No mistake about it - the low budget and the lack of resources significantly hurt Night Of The Demon from the first scene right to the closing credits. But that is not to say that the filmmakers were a completely incompetent bunch of fellows handed very little to work with. On the contrary, there are a number of moments that clearly prove that the filmmakers did have a good grasp on what audiences would consider "the goods", and went all out with the little they had to deliver these goods. (WARNING: SPOILERS AHEAD.. THOUGH REALLY JUICY SPOILERS.) For example, they knew that it would not just be enough to show someone's arm being ripped off - they knew they would have to have the man's subsequent bloody stump shoved close into the camera lens. They also knew that it would not do to just have a motorcyclist simply killed as he pulls off the road to urinate - they knew that they had to show a furry arm move towards the man's exposed penis, then seconds later show the motorcyclist limping away with his hands covering his bloody crotch. When it came to showing a man sleeping in a sleeping bag being attacked by the creature, they knew that a simple strangling or beating would not do - they had to show Bigfoot picking up the occupied sleeping bag, swinging it multiple times in the air, and then throw it against a tree branch which impales the unfortunate man in the sleeping bag. The filmmakers also knew that just to imply that a woman was raped by Bigfoot would not be satisfying - they had to actually show the creature on top of the woman making multiple pelvic thrusts, and subsequently add a close-up of Bigfoot's face as he has what appears to be an orgasm. And when Bigfoot causes a big gash in an unlucky person's belly, the filmmakers make sure for Bigfoot to reach into the wound, pull out the person's intestines, and whip them around in the air in slow motion.

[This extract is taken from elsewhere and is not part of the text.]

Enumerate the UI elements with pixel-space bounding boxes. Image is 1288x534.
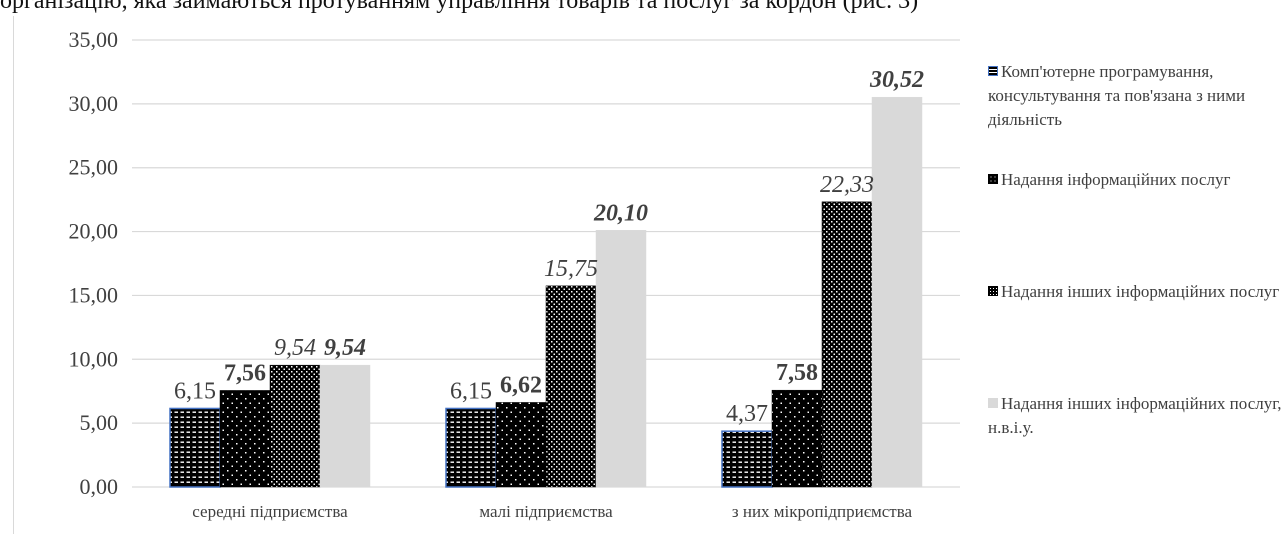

Trust me, there's a lot more similar stuff to be found during a viewing of Night Of The Demon. And as you can imagine, whenever one of these scenes comes up, it makes for some considerable entertainment if you're like me and appreciate extreme exploitation and have a sick sense of humor. The movie also has some other charms besides those moments of gore and violence, mostly to do with unintentional hilarious moments. Such moments include when the movie's soundtrack spouts a peppy and upbeat flute-like number during the opening credits - right after we saw that guy's arm ripped off. The acting by most of the cast also gets a number of laughs, particularly that of actor Michael Cutt, who speaks in a constant monotone no matter the situation or the subject matter he is speaking of. Oddly, there is one genuinely good performance in the movie, that being Melanie Graham's performance of the character of Crazy Wanda. She doesn't say much, but manages to make quite an impression from the genuinely haunting look on her face in all of her scenes. So there definitely is a lot of entertaining stuff (intentional as well as unintentional) to be found in Night Of The Demon. I wouldn't call it some kind of lost classic, though. Beside the shoddy filmmaking techniques I mentioned two paragraphs ago, the script also has a number of groaners. For example, the professor and his students know about the number of deaths in the area attributed to Bigfoot, but whenever someone happens that increases their risk of harm (their boat or their ammunition disappearing, for example), they don't flee the area to safety, but trek on further into the wilderness and increase their risk of harm happening to them. Still, there is enough here to show the filmmakers has a good grasp as to what an audience of an exploitation movie wants, added to a decent amount of unintended laughs that probably makes the movie worth a look should it ever cross your path during a trek in the B movie wilderness when you don't have a specific (and better) destination to go to.